Sponheimer Weg Etappe 5 Irmenach - Traben-Trarbach


Erstellt von: tomtom
Streckenlänge: 19 km
Gehzeit o. Pause: 4 Std. 47 Min.
Höhenmeter ca. ↑527m  ↓677m
Sponheimer Weg Wandern GPS Track

Die Schlussetappe des Sponheimer Wegs durch Soonwald und Hunsrück beginnt an der Kreisstraße zwischen Irmenach und Lötzbeuren. Hier verläuft der Lommersbach, ein Waldbach, an dem einst mehrere Mühlen und Schiefergruben aktiv waren. Einige Ruinen entlang des Weges zeugen von dieser Vergangenheit.

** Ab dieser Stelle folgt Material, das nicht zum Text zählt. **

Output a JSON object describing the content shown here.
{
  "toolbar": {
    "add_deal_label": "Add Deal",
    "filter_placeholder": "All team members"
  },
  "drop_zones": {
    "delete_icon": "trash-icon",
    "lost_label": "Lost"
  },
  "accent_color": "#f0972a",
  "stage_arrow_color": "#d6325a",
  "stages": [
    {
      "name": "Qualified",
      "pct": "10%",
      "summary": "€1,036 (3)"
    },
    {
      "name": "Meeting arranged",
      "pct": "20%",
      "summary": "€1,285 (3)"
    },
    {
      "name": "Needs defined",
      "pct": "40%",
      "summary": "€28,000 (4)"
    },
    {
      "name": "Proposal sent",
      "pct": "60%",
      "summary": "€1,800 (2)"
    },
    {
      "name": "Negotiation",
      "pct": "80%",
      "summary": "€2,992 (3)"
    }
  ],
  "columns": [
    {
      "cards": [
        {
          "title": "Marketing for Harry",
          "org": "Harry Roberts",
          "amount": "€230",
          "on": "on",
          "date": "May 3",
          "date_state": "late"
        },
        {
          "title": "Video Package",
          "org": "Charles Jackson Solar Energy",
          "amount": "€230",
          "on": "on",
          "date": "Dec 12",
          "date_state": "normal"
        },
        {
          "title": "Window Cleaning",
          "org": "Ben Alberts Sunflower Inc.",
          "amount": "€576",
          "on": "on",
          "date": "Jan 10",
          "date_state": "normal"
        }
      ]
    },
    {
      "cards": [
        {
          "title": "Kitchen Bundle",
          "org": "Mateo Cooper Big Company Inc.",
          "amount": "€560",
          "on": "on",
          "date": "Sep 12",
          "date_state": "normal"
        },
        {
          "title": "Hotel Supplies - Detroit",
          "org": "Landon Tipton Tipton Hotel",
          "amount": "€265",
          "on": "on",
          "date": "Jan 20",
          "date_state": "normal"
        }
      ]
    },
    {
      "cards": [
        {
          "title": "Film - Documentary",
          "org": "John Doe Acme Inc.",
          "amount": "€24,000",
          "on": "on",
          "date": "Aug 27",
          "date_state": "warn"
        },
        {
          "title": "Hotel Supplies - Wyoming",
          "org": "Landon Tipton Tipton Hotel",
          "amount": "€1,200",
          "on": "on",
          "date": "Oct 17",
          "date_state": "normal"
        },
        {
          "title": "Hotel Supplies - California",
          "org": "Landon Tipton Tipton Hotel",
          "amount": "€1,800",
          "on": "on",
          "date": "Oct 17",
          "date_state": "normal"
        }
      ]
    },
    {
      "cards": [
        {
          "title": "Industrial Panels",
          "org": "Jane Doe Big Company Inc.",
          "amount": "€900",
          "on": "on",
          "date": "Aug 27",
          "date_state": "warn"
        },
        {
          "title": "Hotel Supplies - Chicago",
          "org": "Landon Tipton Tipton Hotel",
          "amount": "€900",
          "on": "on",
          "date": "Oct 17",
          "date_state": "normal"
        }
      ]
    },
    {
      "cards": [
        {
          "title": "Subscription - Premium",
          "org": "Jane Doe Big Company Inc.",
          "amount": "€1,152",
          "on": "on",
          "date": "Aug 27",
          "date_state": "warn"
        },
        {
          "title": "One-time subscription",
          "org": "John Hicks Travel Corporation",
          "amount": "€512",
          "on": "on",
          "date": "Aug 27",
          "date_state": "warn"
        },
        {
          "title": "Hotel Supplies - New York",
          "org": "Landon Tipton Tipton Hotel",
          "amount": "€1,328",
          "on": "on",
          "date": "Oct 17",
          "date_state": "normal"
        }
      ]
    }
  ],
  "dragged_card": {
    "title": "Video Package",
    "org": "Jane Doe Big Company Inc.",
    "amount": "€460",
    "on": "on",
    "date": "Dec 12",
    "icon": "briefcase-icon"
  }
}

Der Lommersbach mündet in den Ahringsbach, dem der Sponheimer Weg dann weiter folgt. Wenn das Tal nach einigen Kilometern breiter wird, erhebt sich zur Linken die lang gestreckte Felsformation der Starkenburger Höhe. Der Sponheimer Weg leitet aber zunächst nordwärts und steuert das Winzerdorf Enkirch an.

Der Ortskern von Enkirch ist in Gänze geschützt, gilt Enkirch doch als Schatzkammer des rheinischen Fachwerkbaus. Zahlreiche schmucke Fachwerkbauten – teilweise aus dem 16. Jahrhundert – in engen Gassen, die evangelische Kirche aus dem 13. und die katholische aus dem 15. Jahrhundert sowie Reste der mittelalterlichen Befestigung machen Enkirch zu einem idealen Punkt für eine Zwischenrast, bevor es weiter geht.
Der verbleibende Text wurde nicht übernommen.